The murder of three small dogs one after the other is not what most people would think of as funny. Yet this exact progression becomes a running gag in Charles Crichton’s heist comedy film A Fish Called Wanda, where stuttering animal lover Ken’s failed attempts to kill an old woman (who is witness to the robbery) results in the inadvertent death of her pets.
In the scene where the second dog meets its fatal end, Ken’s slow pursuit of the old woman in his car pastiches a typical chase scene in a crime drama, as the threat here is an elderly woman, who is conventionally viewed as a harmless member of society. Throughout the film, the old woman is portrayed as irritating and mean-spirited, and her dogs are emphatically aligned with her, illustrated here with the sound of yapping that mingles with the old woman’s reprimand of a passerby. Dramatic music evocative of a crime drama accompanies the pursuit, which is humorously prolonged and exaggerated, increasing in volume until it climatically cuts with the car crash, so that only the diegetic sounds of brakes screeching and the car colliding with the skip is heard. This deadpan effect is compounded by the subsequent close-up shot of the dead dog where only the sounds of rolling cans are heard, but it is when the shot flicks to Ken’s melodramatic heartbroken reaction that the scene displays the true object of humour. Ken’s obsession with animals, coupled with his stutter, is seen as a ‘quirk’ of his character so that we can both laugh at and pity him, and the theatrical elements of the scene are used as a ploy to accentuate his eccentricity.

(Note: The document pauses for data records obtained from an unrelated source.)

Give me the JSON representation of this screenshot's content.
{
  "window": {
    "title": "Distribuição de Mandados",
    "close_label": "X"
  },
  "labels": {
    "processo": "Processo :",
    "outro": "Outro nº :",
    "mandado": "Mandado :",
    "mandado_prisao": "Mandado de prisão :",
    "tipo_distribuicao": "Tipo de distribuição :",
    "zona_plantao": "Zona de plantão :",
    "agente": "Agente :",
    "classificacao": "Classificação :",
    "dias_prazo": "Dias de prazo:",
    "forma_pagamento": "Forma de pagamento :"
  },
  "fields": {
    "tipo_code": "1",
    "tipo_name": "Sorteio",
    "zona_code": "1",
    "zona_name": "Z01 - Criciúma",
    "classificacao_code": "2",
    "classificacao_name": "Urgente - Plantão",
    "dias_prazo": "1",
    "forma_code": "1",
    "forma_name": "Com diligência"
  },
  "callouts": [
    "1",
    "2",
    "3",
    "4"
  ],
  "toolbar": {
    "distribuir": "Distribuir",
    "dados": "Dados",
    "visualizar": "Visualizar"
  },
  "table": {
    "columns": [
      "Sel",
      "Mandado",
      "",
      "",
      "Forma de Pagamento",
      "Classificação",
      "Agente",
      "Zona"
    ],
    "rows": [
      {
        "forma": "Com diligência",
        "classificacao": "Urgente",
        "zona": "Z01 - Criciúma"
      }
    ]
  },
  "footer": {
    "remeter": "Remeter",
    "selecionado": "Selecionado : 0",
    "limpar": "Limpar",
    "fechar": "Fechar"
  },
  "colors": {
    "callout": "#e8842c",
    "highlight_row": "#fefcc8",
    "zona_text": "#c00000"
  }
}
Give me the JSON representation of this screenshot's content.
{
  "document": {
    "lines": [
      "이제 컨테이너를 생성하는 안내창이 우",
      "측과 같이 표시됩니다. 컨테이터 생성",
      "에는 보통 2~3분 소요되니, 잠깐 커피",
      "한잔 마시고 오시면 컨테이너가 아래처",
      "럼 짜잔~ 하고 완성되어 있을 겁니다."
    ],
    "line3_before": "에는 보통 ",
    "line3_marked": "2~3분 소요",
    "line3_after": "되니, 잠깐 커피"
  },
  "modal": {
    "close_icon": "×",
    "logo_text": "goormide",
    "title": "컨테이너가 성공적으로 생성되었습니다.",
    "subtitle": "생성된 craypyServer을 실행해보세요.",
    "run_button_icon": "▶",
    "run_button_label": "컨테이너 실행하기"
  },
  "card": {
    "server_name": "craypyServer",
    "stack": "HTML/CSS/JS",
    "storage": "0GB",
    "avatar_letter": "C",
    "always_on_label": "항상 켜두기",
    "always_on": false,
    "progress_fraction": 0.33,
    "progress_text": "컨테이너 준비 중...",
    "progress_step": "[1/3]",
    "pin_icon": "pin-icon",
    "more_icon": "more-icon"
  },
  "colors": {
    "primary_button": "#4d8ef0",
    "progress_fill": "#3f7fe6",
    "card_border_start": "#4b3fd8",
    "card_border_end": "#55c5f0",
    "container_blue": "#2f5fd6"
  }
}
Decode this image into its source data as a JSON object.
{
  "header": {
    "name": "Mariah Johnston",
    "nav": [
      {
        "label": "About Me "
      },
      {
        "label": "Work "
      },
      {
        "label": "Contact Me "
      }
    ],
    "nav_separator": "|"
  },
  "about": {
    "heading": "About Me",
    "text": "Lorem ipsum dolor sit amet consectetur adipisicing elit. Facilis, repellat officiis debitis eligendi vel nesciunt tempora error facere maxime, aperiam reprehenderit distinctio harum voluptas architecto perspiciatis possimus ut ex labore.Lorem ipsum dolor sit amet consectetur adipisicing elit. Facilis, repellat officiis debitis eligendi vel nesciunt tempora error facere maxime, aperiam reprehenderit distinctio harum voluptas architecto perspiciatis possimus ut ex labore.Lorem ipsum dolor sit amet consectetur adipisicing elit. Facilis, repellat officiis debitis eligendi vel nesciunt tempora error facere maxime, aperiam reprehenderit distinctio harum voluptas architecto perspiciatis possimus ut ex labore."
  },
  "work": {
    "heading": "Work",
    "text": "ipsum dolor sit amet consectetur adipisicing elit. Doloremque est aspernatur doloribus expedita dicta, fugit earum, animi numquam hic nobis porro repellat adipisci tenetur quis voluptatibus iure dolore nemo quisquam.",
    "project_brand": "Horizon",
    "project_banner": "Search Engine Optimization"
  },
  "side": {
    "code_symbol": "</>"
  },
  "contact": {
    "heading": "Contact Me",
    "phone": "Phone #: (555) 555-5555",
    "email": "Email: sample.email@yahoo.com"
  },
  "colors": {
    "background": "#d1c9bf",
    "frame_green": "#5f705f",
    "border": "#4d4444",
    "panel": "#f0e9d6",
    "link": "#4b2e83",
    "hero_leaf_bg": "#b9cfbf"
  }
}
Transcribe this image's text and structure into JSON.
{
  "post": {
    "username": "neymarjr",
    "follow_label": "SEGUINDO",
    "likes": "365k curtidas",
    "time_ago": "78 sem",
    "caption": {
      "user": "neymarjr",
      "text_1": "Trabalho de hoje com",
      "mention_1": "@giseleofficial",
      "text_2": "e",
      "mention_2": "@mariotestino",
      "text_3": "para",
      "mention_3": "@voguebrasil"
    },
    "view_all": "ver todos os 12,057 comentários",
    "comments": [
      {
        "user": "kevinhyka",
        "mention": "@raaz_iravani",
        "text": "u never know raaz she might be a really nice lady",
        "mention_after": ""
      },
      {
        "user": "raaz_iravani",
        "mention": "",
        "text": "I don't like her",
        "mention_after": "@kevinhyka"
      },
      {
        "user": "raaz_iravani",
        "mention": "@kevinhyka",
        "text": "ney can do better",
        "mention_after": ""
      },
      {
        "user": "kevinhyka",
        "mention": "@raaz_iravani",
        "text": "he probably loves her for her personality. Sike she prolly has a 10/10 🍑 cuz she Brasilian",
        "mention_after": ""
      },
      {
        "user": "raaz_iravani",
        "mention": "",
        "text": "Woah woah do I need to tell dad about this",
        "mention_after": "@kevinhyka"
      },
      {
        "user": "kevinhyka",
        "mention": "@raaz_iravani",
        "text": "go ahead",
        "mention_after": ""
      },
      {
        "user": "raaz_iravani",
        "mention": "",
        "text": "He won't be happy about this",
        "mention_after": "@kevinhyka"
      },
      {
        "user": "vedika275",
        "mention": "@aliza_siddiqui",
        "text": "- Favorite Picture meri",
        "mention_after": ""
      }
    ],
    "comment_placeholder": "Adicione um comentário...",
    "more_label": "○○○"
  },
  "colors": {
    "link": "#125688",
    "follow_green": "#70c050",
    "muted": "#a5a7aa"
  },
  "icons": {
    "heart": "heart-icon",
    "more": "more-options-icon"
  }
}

The reactions are central to the humour: a medium close-up of the old woman’s shock which causes her to fall to the ground is followed by a mid shot of Ken’s response, who, wide-eyed and mouth open, turns his head overly slowly towards the camera, and runs off down the road, accompanied by diegetic sounds of the old woman’s anguish. This sense of melodrama exposes the root of the humour: that Ken places more value on the death of an animal than a human, so that the inherent ridiculousness of this becomes the joke. His love of animals, along with his stutter, emasculates him so that he becomes a comic villain rather than a villain in a typical crime drama. This emasculation of Ken is apparent in the way the reactions are filmed: his sprint from the scene mirrors the old woman’s fall to the ground, as the shots follow one another, humorously juxtaposing the elderly pet owner’s grief with the murderer’s. The long shot of him running down the road reveals his disguise falling apart, as he attempts to keep his wig on before finally ripping it off, and becomes a emblem for the rupture of his unconvincing persona of a cold-hearted villain.
The obvious artificiality of the straw dog, in contrast to the realistic mise-en-scene, creates a staged effect that becomes another plot device, as we can more easily trivialise the animals’ deaths if they don’t look real. This enables us to laugh at Ken’s failed attempt and his subsequent anguish, playing into the sense of melodrama and creating an anticlimactic effect. This sense of anticlimax and melodrama, compounded by the sparse shot of the dog, imply that pets do not constitute a ‘real’ victim of crime.
However, the artificial dog also sets up a conundrum: whilst it trivialises animal death, it also hints at our culture as pet lovers, as Crichton’s choice implies a more realistic model would be too shocking. Our laughter at Ken’s love of animals is therefore undermined by our own, this current of empathy set against the film’s parodic intention, to ensure we retain a certain affection for the endearing Ken.